Andreas Seidl: Controversial Abu Dhabi Grand Prix ‘not good’ for Formula 1

McLaren team principal Andreas Seidl says the 2021 Abu Dhabi Grand Prix was the highest profile among a series of controversial decisions made by officials last year.

F1 race director Michael Masi has come under fire throughout the winter break for his decisions that saw Mercedes’ Lewis Hamilton lose the title to Red Bull’s Max Verstappen on the final lap of the season.

At the 2021 finale, a late Safety Car bunched up the pack. But after stating he would not allow lapped cars to overtake, Masi elected to release only the cars between the title contenders. Hamilton was a sitting duck and Verstappen was able to make a late pass to claim victory on fresher tyres.

Masi was put under increasing scrutiny throughout the 2021 season with the Australian often having to defend his decision-making.

The 2021 Belgian Grand Prix was marred by poor weather conditions and qualifying went ahead despite calls from drivers for a red flag. As a result, McLaren’s Lando Norris had a heavy shunt in Q3 at the top of Eau Rouge, with Aston Martin driver Sebastian Vettel critical of running the session in such conditions.

Meanwhile, the Belgian GP itself, also affected by heavy rain, suffered lengthy delays with the race itself being awarded half points after just three laps behind the Safety Car.

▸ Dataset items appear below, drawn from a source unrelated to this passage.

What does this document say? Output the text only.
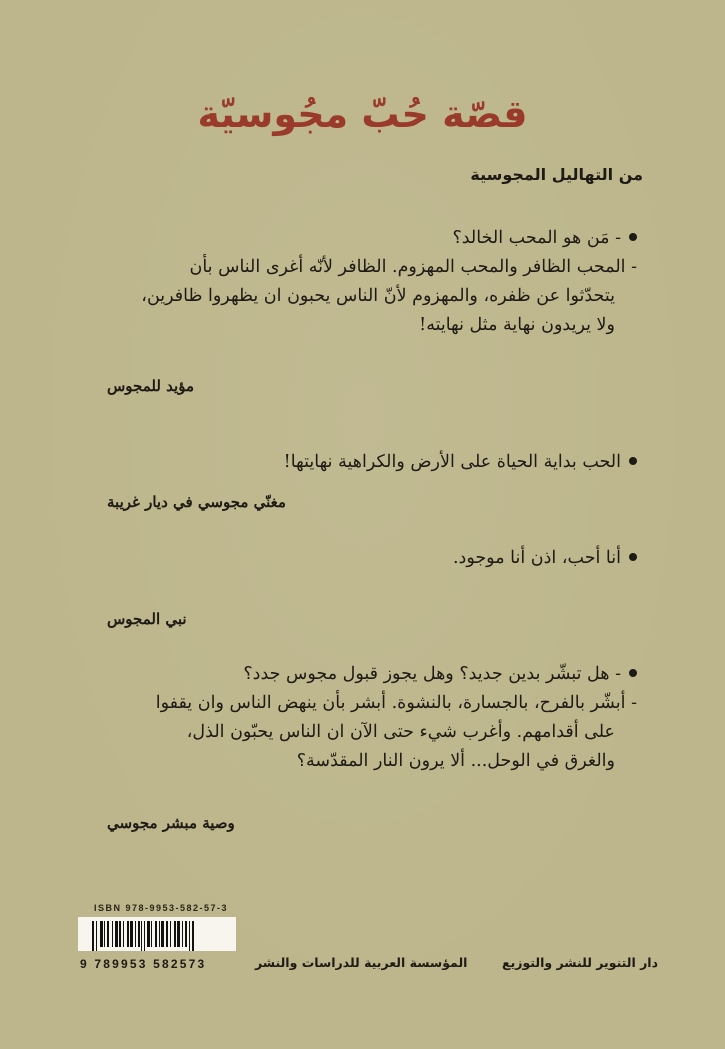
قصّة حُبّ مجُوسيّة
من التهاليل المجوسية
- مَن هو المحب الخالد؟
- المحب الظافر والمحب المهزوم. الظافر لأنّه أغرى الناس بأن
يتحدّثوا عن ظفره، والمهزوم لأنّ الناس يحبون ان يظهروا ظافرين،
ولا يريدون نهاية مثل نهايته!
مؤيد للمجوس
الحب بداية الحياة على الأرض والكراهية نهايتها!
مغنّي مجوسي في ديار غريبة
أنا أحب، اذن أنا موجود.
نبي المجوس
- هل تبشّر بدين جديد؟ وهل يجوز قبول مجوس جدد؟
- أبشّر بالفرح، بالجسارة، بالنشوة. أبشر بأن ينهض الناس وان يقفوا
على أقدامهم. وأغرب شيء حتى الآن ان الناس يحبّون الذل،
والغرق في الوحل... ألا يرون النار المقدّسة؟
وصية مبشر مجوسي
ISBN 978-9953-582-57-3
9 789953 582573	دار التنوير للنشر والتوزيع
المؤسسة العربية للدراسات والنشر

Seidl believes the number of controversial decisions had a negative effect on F1, but welcomes creating an environment where mistakes can be openly acknowledged.

“It is clear that what happened in Abu Dhabi was very controversial and not good for the sport,” said Seidl, quoted by BBC Sport.

“If you look at the entire season, a lot of controversial things happened that were overall not good for the sport.

“We need to invest time and energy to understand what happened in the season and see how we can help by making the regulations less complex [and] by giving more support to the race director and to the stewards to avoid the mistakes happening.

“It is still a human sport and that we shouldn’t forget. And we need to accept mistakes can happen on the team side and on the FIA side.

“And it’s important we create an environment where if mistakes happen, you raise your hand and admit them. That is as important as trying to avoid similar controversies in the first place.”

 

The FIA have been conducting a series of investigations into the decisions at the Abu Dhabi Grand Prix, with a report on their findings due at the World Motorsport Council Meeting on March 18.